Note: I'm not asking about [0,1], I'm explicitly asking about [0.1, 1].
I'm being told [0.1, 1] is not countable. It's clear for me that [0,1] isn't, but it feels less clear for [0.1, 1], and I'll try to explain my understanding:
Essentially the idea is that if I can map every number in [0.1, 1] on a unique whole number it's countable, otherwise it's not. So the idea would be to just remove the 0. and what remains is the unique whole number.
0.123 maps to 123, 0.123456789101112 maps to 123456789101112, 0.1 maps to 1. Since we're already mapping 0.1 to 1 we can't map 1 to it too, so we map 1 to 0. For any example you can write down in it's decimal form, this would work for. However...
An obvious example where this might/does break down is for instance the number pi/4, which has an infinite number of decimals. So we can't map a whole number onto it. Or can we? I don't know.
So why is it allowed for a decimal number to have infinite digits, but a whole number cannot? Or is that just the definition of whole numbers and the "countability" of a set, like the difference between rational and irrational numbers?

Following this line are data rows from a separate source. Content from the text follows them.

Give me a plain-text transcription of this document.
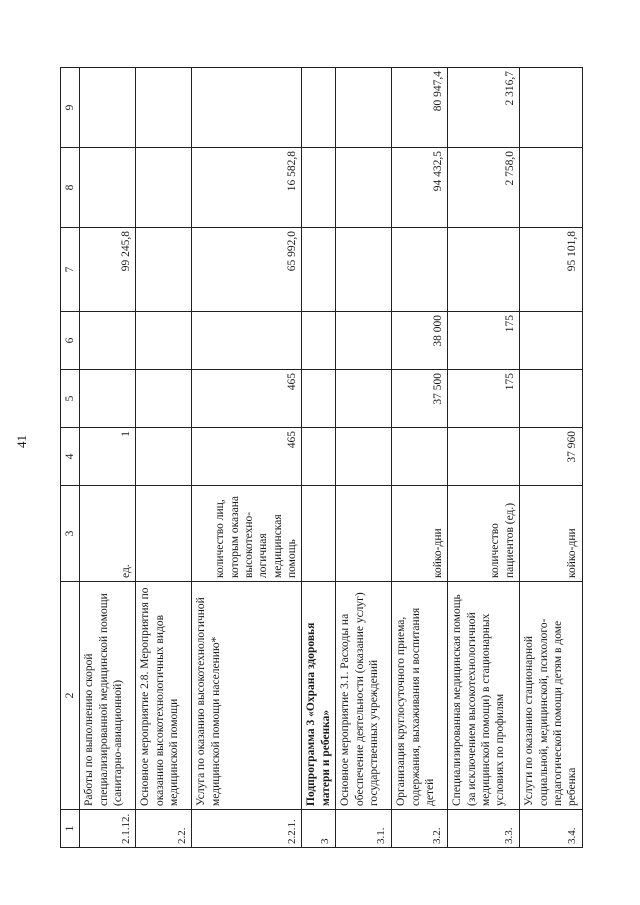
41
1	2	3	4	5	6	7	8	9
2.1.12.	Работы по выполнению скорой специализированной медицинской помощи (санитарно-авиационной)	ед.	1			99 245,8		
2.2.	Основное мероприятие 2.8. Мероприятия по оказанию высокотехнологичных видов медицинской помощи							
2.2.1.	Услуга по оказанию высокотехнологичной медицинской помощи населению*	количество лиц, которым оказана высокотехно-логичная медицинская помощь	465	465		65 992,0	16 582,8	
3	Подпрограмма 3 «Охрана здоровья матери и ребенка»							
3.1.	Основное мероприятие 3.1. Расходы на обеспечение деятельности (оказание услуг) государственных учреждений							
3.2.	Организация круглосуточного приема, содержания, выхаживания и воспитания детей	койко-дни		37 500	38 000		94 432,5	80 947,4
3.3.	Специализированная медицинская помощь (за исключением высокотехнологичной медицинской помощи) в стационарных условиях по профилям	количество пациентов (ед.)		175	175		2 758,0	2 316,7
3.4.	Услуги по оказанию стационарной социальной, медицинской, психолого-педагогической помощи детям в доме ребенка	койко-дни	37 960			95 101,8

It is not countable. The quickest way to see this, if you already accept that $[0,1]$ is uncountable, is with a map $f(x) = \frac{x-0.1}{0.9}$, which is a bijection from $[0.1,1]$ to $[0,1]$.
Correct. Or take a number like $\frac19 = 0.\bar1$: what should this map to?
Informally, a number can have infinitely digits after the decimal point because each new digit makes it more and more precise: $3, 3.1, 3.14, 3.141, \ldots$ is getting closer and closer to some number (perhaps $\pi$). Adding digits to the left of the decimal point, on the other hand, makes the number explode: $1, 21, 321, 9321, \ldots$ isn't approaching any given number, it's shooting off to infinity.